Henry J. Bahr was but eight years of age when he was brought to the United States by his parents. Being the eldest son, he had few chances for securing an education, as the family was in rather humble circumstances and the youth's earnings were needed to help in the support of the family and the proper rearing of his younger brothers and sisters. Consequently, at an early age, he was sent out to work on the farm in the vicinity of his home, and in addition to this he labored at whatever he could find to do, including cutting and hauling wood, and other expressage, and in making toy torpedoes.

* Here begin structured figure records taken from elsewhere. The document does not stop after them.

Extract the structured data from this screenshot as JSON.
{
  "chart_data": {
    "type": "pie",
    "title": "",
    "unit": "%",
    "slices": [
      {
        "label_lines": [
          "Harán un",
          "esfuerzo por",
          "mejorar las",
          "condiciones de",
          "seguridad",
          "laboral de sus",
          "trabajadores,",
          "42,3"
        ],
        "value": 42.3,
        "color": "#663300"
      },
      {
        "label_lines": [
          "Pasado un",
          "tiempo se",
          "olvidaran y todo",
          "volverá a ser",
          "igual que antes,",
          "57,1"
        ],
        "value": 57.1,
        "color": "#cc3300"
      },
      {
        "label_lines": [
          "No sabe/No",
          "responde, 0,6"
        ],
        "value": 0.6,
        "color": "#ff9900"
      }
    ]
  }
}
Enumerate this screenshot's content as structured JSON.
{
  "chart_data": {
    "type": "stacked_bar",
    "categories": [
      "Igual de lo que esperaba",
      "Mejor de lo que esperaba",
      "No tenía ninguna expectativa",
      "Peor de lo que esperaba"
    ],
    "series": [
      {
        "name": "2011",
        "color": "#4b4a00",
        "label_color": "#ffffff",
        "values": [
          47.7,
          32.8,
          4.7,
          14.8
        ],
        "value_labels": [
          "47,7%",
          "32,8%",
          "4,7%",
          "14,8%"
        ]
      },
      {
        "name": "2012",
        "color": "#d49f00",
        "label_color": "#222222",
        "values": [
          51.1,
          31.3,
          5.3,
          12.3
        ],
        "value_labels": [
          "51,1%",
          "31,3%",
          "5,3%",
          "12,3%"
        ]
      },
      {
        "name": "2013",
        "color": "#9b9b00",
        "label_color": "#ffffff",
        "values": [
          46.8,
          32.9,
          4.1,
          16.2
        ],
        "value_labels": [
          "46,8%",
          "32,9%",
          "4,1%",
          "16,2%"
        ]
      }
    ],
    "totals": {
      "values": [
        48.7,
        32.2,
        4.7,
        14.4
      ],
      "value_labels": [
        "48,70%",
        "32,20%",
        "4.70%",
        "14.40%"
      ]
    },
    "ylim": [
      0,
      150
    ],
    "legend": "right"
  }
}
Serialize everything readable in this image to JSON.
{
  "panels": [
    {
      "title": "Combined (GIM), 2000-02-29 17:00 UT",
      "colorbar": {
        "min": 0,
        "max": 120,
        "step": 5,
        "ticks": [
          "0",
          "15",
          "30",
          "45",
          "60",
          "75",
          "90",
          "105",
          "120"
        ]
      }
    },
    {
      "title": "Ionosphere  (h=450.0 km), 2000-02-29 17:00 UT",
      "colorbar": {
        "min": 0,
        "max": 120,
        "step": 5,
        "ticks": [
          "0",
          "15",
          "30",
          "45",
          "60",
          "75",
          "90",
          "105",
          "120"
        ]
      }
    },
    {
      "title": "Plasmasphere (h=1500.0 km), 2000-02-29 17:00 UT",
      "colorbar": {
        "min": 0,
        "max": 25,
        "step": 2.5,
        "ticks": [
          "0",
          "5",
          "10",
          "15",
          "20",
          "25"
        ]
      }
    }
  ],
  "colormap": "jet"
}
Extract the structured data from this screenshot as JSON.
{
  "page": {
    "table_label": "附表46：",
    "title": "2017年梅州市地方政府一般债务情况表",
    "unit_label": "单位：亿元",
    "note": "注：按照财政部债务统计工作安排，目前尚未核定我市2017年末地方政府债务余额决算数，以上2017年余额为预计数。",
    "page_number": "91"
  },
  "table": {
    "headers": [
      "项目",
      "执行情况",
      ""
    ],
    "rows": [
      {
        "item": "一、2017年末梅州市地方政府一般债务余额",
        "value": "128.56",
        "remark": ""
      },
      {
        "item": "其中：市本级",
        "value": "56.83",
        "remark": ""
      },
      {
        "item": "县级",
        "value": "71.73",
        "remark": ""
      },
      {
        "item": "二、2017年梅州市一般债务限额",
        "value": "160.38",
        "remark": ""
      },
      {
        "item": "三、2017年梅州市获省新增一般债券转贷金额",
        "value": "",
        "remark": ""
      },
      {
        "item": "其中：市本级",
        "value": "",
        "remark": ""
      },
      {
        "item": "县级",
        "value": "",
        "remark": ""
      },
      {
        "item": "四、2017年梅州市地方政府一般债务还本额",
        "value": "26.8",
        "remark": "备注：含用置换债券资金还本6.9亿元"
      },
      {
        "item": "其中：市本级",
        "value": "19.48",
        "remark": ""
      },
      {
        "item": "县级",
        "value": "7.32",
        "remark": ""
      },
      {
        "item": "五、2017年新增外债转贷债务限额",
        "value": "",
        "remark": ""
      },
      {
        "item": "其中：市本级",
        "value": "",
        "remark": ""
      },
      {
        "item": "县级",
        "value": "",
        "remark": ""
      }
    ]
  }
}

In 1857 Mr. Bahr decided to learn a regular trade and in that year started under the tutelage of Bernard Bush to learn the occupation of barber, which he has since followed. He continued on Long Island until the year 1866, when he came to Springfield to assist in opening the barber shop in the Leland Hotel, and in this position he remained for twelve years, becoming intimately acquainted with the guests of that hostelry. Deciding to go into business on his own account, in 1878 he opened parlors at No. 519 East Monroe Street, but later for ten years was engaged at the St. Nicholas barber shop in Springfield. Again opening a business establishment of his own at Monroe Street, Mr. Bahr successfully continued there until 1899, at which time he purchased the building at No. 1327 East Washington Street, opened tonsorial parlors and has conducted a well-paying business to the present time. Mr. Bahr's is an up-to-date establishment, including the latest and most highly improved fixtures and paraphernalia to be found in any barber shop in Springfield, and among his patrons are to be found some of the Capital City's most distinguished guests. His long experience in this line of business has made Mr. Bahr well-known throughout the city, and he has countless friends and acquaintances.
On September 7, 1876, Mr. Bahr was united in marriage with Miss Anna M. Dexheimer, of Dearborn County, Ind., and to them there were born three children: Raymond V., manager of the Pure Ice & Cold Storage Company, of Springfield, who married Annie Brocklesby; Harry E., married Emma Margaret Meyer and is employed at the Illinois Watch Factory; and Elmer L., also employed at the watch factory.
In his political beliefs Mr. Bahr is a Democrat and for the past three years he has served as Judge of Elections of the First Precinct of the First Ward of Springfield.